Some state police have nicknamed their new customized van to be used at sobriety checkpoints "The Batmobile."

But some of the hundreds of drivers stopped Friday night at a checkpoint on Virginia 114 - the first drivers in the area to christen the federally funded converted mobile home - may have had a few other choice names for it that can't be printed.

Shortly after 10 p.m., police began stopping drivers traveling along Virginia 114 just outside Christiansburg in Montgomery County.

With patrol car lights flashing and two dozen flares blazing, seven Roanoke and Montgomery county troopers stopped each car and checked the driver's license and registration. Wearing blaze-orange vests, the troopers snooped inside and out with flashlights looking for alcohol or other violations.

If a driver was suspected of drinking, he was to be taken to the 30-foot orange-and-brown striped van where he'd take a breathalyzer test.

But by 11 p.m., only a few tickets had been issued for minor traffic violations and no one had been stopped for drinking.

The closest the troopers had come was stopping a car whose passenger was carrying a mixed drink in a plastic yellow cup. Since the man wasn't seen drinking, the troopers couldn't charge him, said Sgt. Joe Peters, who supervised the checkpoint.

"We just made him dump it out," Peters said. "He was tickled to death."

And Peters was tickled with the new van, called a DUI Van.

Specially equipped for handling driving under the influence arrests, the van contains a breathalyzer and a small office for a magistrate, so people can be processed on the spot. Usually, people arrested on DUI charges must be taken to a magistrate at a sheriff's department to take the breath test and be processed.

"It saves a lot of time," Peters said.

Flanked by a small army of patrol cars, the van sat in front of John's Auto dealership atop four hydraulic lifts that jutted from underneath.

Stocked with boxes of flares, orange traffic cones, a police radio, a generator, an electric typewriter for typing reports and the breath machine, the van is the only one of its kind in the state, Peters said.

It was given to state police in Richmond in January and Friday was the first time it was used in the western half of the state. It will be transferred around the state to any department that requests it.

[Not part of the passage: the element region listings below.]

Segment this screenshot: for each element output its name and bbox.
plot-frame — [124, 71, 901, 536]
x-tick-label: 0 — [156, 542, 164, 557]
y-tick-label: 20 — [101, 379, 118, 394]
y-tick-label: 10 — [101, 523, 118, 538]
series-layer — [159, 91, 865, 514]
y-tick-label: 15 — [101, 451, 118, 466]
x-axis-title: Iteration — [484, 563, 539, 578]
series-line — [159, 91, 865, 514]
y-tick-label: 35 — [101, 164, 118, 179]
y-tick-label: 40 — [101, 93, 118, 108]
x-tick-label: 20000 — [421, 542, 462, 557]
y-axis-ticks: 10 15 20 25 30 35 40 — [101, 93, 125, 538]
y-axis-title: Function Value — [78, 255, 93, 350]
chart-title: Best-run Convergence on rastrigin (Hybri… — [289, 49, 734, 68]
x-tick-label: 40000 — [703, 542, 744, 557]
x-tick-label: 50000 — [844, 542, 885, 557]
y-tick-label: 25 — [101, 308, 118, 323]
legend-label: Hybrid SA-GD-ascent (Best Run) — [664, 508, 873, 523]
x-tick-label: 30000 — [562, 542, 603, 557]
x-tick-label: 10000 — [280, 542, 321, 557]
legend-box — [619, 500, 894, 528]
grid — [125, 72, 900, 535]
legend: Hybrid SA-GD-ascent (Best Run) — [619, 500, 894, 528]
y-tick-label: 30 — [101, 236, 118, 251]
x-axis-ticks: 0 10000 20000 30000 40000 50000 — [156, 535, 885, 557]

State police in Dublin are next on the list, Peters said.

"This is the first time we've used it and I've got to find out where everything is," Peters said, kneeling under a table in search of an outlet to plug in the breathalyzer.

But while the troopers were thrilled with the efficiency of their new van, a few drivers said it was a bit of an inconvenience.

"It throws off my schedule a little bit, but its no big deal," said Tricia Manns, 19, of Pulaski, who was driving to a friend's house in Blacksburg.

Most drivers were stopped for no more than a minute and the backup never exceeded 10 cars in the first hour.

Few drivers complained about the stop, but gripes about sobriety checkpoints have been voiced by drivers and legislators across the country for years.

The issue of the constitutionality of checkpoints has been challenged in many states, according to news articles. And while most state courts have upheld police rights to conduct them, Michigan courts last year struck down the state's sobriety checkpoint program as an unconstitutional invasion of privacy.

In Virginia, while sobriety checkpoints are considered constitutional, police must follow a list of guidelines that have been drawn up by the state Supreme Court, said Dutton Olinger, a Blacksburg lawyer who has defended DUI cases.

Olinger said state case laws - specifically the 1985 case of Lowe vs. the Commonwealth in Charlottesville - give police the authority to set up these roadblocks, "but they must follow certain criteria."

Those criteria include "stopping every vehicle that comes through and checking every single person that comes through," said Susan Marchon, executive director of the New River Valley Alcohol Safety Action Program.

Marchon said the Charlottesville case allowed police there to begin a checkpoint program and the guidelines and procedures used there have since been adopted as the model for other police departments in Virginia and other states.

Police must "rationalize" the checkpoints by setting up in high-risk areas where accidents have occurred, Marchon said.

"[Virginia] 114 is a very dangerous area around here, so that's a pretty good area to set up a checkpoint," she said.

Peters said that was why that spot was chosen.

"We've had several bad crashes here and we've gotten complaints of speeding," he said. "So we felt it wouldn't be a bad idea to come out and try to curb some of that."